Watson WednesdaysWednesdays with Watson is a weekly reading taken from my favorite Puritan writer, Thomas Watson.  This week’s selection is taken from The Sermons of Thomas Watson.

…our being with Christ is not only local, but conjugal:  we shall so behold him, as to be made one with him.  What nearer than union? what sweeter?

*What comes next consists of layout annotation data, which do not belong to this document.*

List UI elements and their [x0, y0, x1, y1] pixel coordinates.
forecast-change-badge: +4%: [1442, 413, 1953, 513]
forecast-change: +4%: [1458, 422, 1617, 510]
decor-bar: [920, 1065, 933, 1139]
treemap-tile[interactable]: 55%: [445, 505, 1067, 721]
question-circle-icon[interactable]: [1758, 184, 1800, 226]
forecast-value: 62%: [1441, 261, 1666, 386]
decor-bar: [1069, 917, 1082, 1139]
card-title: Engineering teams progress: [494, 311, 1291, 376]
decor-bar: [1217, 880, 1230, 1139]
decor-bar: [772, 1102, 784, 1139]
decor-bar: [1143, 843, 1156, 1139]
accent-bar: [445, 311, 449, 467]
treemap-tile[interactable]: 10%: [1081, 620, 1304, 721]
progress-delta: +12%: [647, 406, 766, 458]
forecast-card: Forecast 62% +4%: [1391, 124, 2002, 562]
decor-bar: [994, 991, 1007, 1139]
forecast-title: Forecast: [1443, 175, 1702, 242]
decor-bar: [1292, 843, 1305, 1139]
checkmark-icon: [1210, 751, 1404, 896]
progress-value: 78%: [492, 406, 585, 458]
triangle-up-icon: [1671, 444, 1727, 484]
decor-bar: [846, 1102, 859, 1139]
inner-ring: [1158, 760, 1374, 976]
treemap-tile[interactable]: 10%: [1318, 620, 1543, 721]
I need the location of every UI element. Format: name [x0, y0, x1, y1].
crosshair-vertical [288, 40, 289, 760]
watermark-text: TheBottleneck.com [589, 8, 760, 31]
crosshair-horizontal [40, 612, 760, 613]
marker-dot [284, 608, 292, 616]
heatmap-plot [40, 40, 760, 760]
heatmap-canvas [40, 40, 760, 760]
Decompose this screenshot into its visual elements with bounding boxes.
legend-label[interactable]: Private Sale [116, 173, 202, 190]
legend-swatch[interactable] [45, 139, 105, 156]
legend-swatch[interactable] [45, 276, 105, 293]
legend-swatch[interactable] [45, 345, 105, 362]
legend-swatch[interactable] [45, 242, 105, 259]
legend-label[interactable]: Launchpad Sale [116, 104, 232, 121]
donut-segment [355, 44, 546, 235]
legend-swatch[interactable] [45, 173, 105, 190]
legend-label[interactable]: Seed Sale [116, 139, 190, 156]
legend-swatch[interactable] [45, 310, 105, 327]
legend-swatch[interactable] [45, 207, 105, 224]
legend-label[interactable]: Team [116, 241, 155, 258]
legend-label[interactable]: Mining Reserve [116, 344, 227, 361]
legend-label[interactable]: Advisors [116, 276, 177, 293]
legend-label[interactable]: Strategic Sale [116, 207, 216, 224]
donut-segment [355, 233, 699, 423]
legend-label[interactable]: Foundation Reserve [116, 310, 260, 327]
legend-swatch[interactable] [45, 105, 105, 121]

Union is the spring of joy, the ground of privilege; by virtue of this blessed union with Christ, all those rare beauties wherewith the human nature of the Lord Jesus is bespangled shall be ours.  Let us compare two scriptures, John xvii. 24.  “Father, I will that they also whom thou hast given me, be with me where I am, that they may behold my glory.”  That is, the glory of the human nature; this is not all, ver. 22.  “The glory that thou hast given me I have given them.”  Christ hath not his glory only for himself, but for us; we shall shine by his beams:  here Christ puts his graces upon his spouse, and in heaven he will put his glory upon her.  No wonder then the king’s daughter is “all glorious within,” and “her clothing of wrought gold.”  How glorious will the spouse be, when she hath Christ’s jewels upon her?  Judge not of the saints by what they are, but by what they shall be:  “It doth not yet appear what we shall be,” 1 John iii. 1.  Why, what shall we be?  “We shall be like him.”  The spouse of Christ shall not only be made one with Christ, but she shall be made like Christ; in other marriages the spouse changeth her condition, but here she changeth her complexion:  not that the saints in glory shall receive of Christ’s essence, they shall have as much glory as the human nature is capable of; but though Christ conveys his image, yet not his essence.  The sun shining upon a glass, leaves a print of its beauty there; and it is hard to distinguish between the glass and the sun-beam:  but the glass is not the beam, the sun conveys only its likeness, not its essence.